Rhoten’s house but recently moved out.

¶ 15 On the evening of the murders, Lamb and Haymon went to a neighborhood pool hall,

where they ran into petitioner, Tenney, and Armstrong. Petitioner told Lamb to go outside,

pointed a gun at her, and admonished her to stop using drugs, as if he was “playing a big brother

role.” (Petitioner had been out of prison, after serving his sentence on a previous armed robbery,

for a matter of weeks.) The five confederates got into Tenney’s car and drove to Rhoten’s house.

At the time, Lamb thought they were going to pick up Haymon’s belongings.

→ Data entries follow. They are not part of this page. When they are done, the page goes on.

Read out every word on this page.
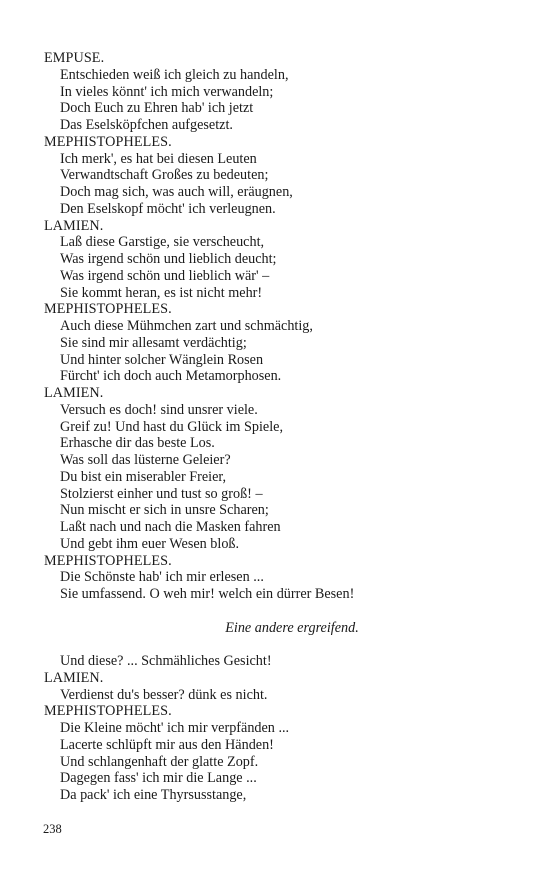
EMPUSE.
Entschieden weiß ich gleich zu handeln,
In vieles könnt' ich mich verwandeln;
Doch Euch zu Ehren hab' ich jetzt
Das Eselsköpfchen aufgesetzt.
MEPHISTOPHELES.
Ich merk', es hat bei diesen Leuten
Verwandtschaft Großes zu bedeuten;
Doch mag sich, was auch will, eräugnen,
Den Eselskopf möcht' ich verleugnen.
LAMIEN.
Laß diese Garstige, sie verscheucht,
Was irgend schön und lieblich deucht;
Was irgend schön und lieblich wär' –
Sie kommt heran, es ist nicht mehr!
MEPHISTOPHELES.
Auch diese Mühmchen zart und schmächtig,
Sie sind mir allesamt verdächtig;
Und hinter solcher Wänglein Rosen
Fürcht' ich doch auch Metamorphosen.
LAMIEN.
Versuch es doch! sind unsrer viele.
Greif zu! Und hast du Glück im Spiele,
Erhasche dir das beste Los.
Was soll das lüsterne Geleier?
Du bist ein miserabler Freier,
Stolzierst einher und tust so groß! –
Nun mischt er sich in unsre Scharen;
Laßt nach und nach die Masken fahren
Und gebt ihm euer Wesen bloß.
MEPHISTOPHELES.
Die Schönste hab' ich mir erlesen ...
Sie umfassend. O weh mir! welch ein dürrer Besen!
Eine andere ergreifend.
Und diese? ... Schmähliches Gesicht!
LAMIEN.
Verdienst du's besser? dünk es nicht.
MEPHISTOPHELES.
Die Kleine möcht' ich mir verpfänden ...
Lacerte schlüpft mir aus den Händen!
Und schlangenhaft der glatte Zopf.
Dagegen fass' ich mir die Lange ...
Da pack' ich eine Thyrsusstange,
238
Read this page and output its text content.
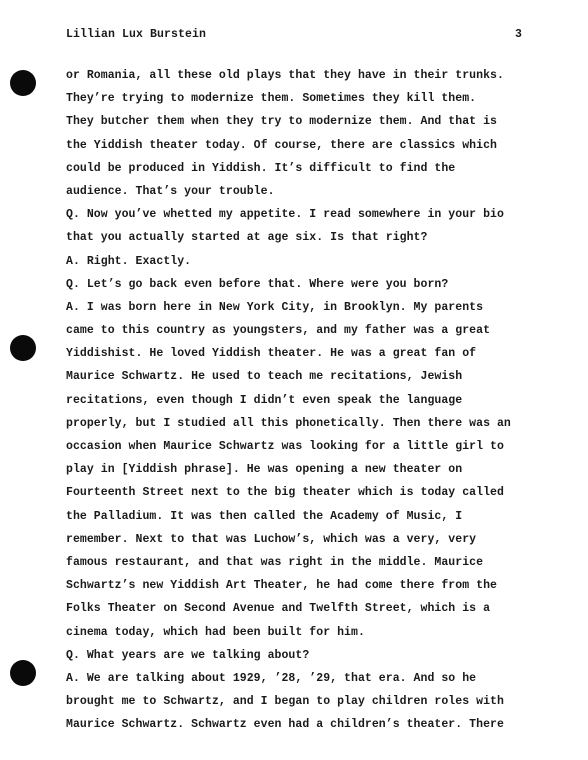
Lillian Lux Burstein	3
or Romania, all these old plays that they have in their trunks.
They’re trying to modernize them. Sometimes they kill them.
They butcher them when they try to modernize them. And that is
the Yiddish theater today. Of course, there are classics which
could be produced in Yiddish. It’s difficult to find the
audience. That’s your trouble.
Q. Now you’ve whetted my appetite. I read somewhere in your bio
that you actually started at age six. Is that right?
A. Right. Exactly.
Q. Let’s go back even before that. Where were you born?
A. I was born here in New York City, in Brooklyn. My parents
came to this country as youngsters, and my father was a great
Yiddishist. He loved Yiddish theater. He was a great fan of
Maurice Schwartz. He used to teach me recitations, Jewish
recitations, even though I didn’t even speak the language
properly, but I studied all this phonetically. Then there was an
occasion when Maurice Schwartz was looking for a little girl to
play in [Yiddish phrase]. He was opening a new theater on
Fourteenth Street next to the big theater which is today called
the Palladium. It was then called the Academy of Music, I
remember. Next to that was Luchow’s, which was a very, very
famous restaurant, and that was right in the middle. Maurice
Schwartz’s new Yiddish Art Theater, he had come there from the
Folks Theater on Second Avenue and Twelfth Street, which is a
cinema today, which had been built for him.
Q. What years are we talking about?
A. We are talking about 1929, ’28, ’29, that era. And so he
brought me to Schwartz, and I began to play children roles with
Maurice Schwartz. Schwartz even had a children’s theater. There
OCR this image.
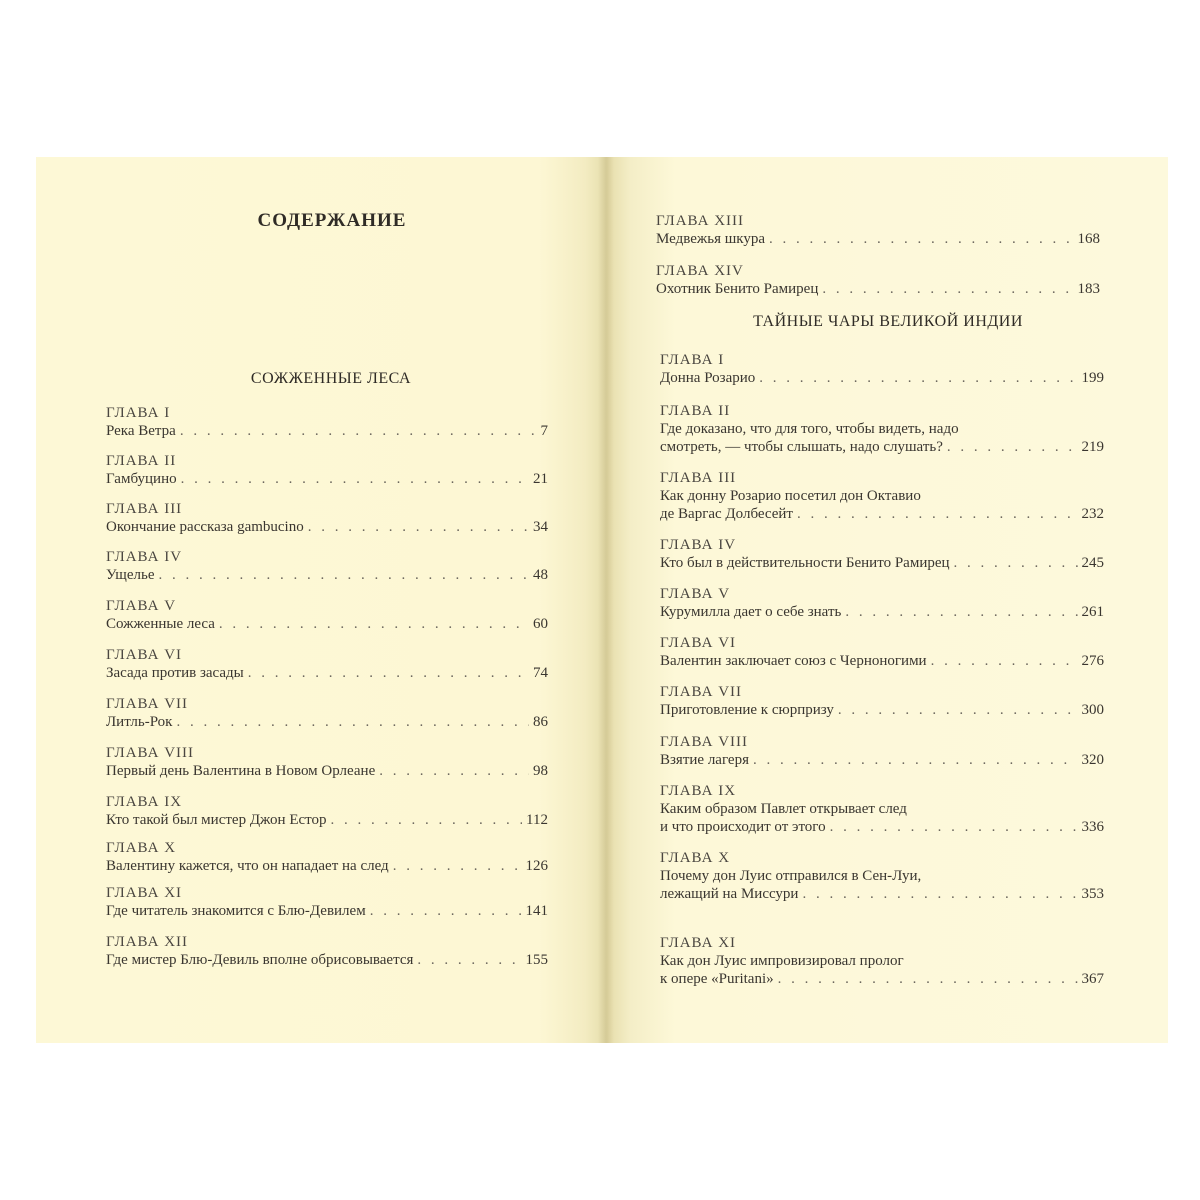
СОДЕРЖАНИЕ
СОЖЖЕННЫЕ ЛЕСА
ТАЙНЫЕ ЧАРЫ ВЕЛИКОЙ ИНДИИ
ГЛАВА I
Река Ветра . . .	7
ГЛАВА II
Гамбуцино . . .	21
ГЛАВА III
Окончание рассказа gambucino . . .	34
ГЛАВА IV
Ущелье . . .	48
ГЛАВА V
Сожженные леса . . .	60
ГЛАВА VI
Засада против засады . . .	74
ГЛАВА VII
Литль-Рок . . .	86
ГЛАВА VIII
Первый день Валентина в Новом Орлеане . . .	98
ГЛАВА IX
Кто такой был мистер Джон Естор . . .	112
ГЛАВА X
Валентину кажется, что он нападает на след . . .	126
ГЛАВА XI
Где читатель знакомится с Блю-Девилем . . .	141
ГЛАВА XII
Где мистер Блю-Девиль вполне обрисовывается . . .	155
ГЛАВА XIII
Медвежья шкура . . .	168
ГЛАВА XIV
Охотник Бенито Рамирец . . .	183
ГЛАВА I
Донна Розарио . . .	199
ГЛАВА II
Где доказано, что для того, чтобы видеть, надо
смотреть, — чтобы слышать, надо слушать? . . .	219
ГЛАВА III
Как донну Розарио посетил дон Октавио
де Варгас Долбесейт . . .	232
ГЛАВА IV
Кто был в действительности Бенито Рамирец . . .	245
ГЛАВА V
Курумилла дает о себе знать . . .	261
ГЛАВА VI
Валентин заключает союз с Черноногими . . .	276
ГЛАВА VII
Приготовление к сюрпризу . . .	300
ГЛАВА VIII
Взятие лагеря . . .	320
ГЛАВА IX
Каким образом Павлет открывает след
и что происходит от этого . . .	336
ГЛАВА X
Почему дон Луис отправился в Сен-Луи,
лежащий на Миссури . . .	353
ГЛАВА XI
Как дон Луис импровизировал пролог
к опере «Puritani» . . .	367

¶ 16 On the way there, petitioner asked Haymon if Rhoten had any money. When Haymon

said yes, petitioner announced “that he was going to stick him up.” Here was petitioner’s plan:

Lamb and Haymon would go inside, on the pretense of collecting Haymon’s things, and leave

the front door open, so that petitioner, Tenney, and Armstrong could come in a few minutes later.

¶ 17 When they arrived, Lamb and Haymon approached the house next to Rhoten’s, spoke to a

neighbor, and claimed, upon returning to the car, that Rhoten wasn’t home. Petitioner didn’t buy

it, and he promptly told Haymon “what he was going to do to her” if she “didn’t get it right.” In

her own testimony, Haymon said explicitly that petitioner threatened to kill her.

¶ 18 As expected, Rhoten let the women inside. Sommerville was with him in the front room

of the house. Within minutes, as planned, petitioner came in through the front door, armed with a

pistol, and with Tenney and Armstrong in tow.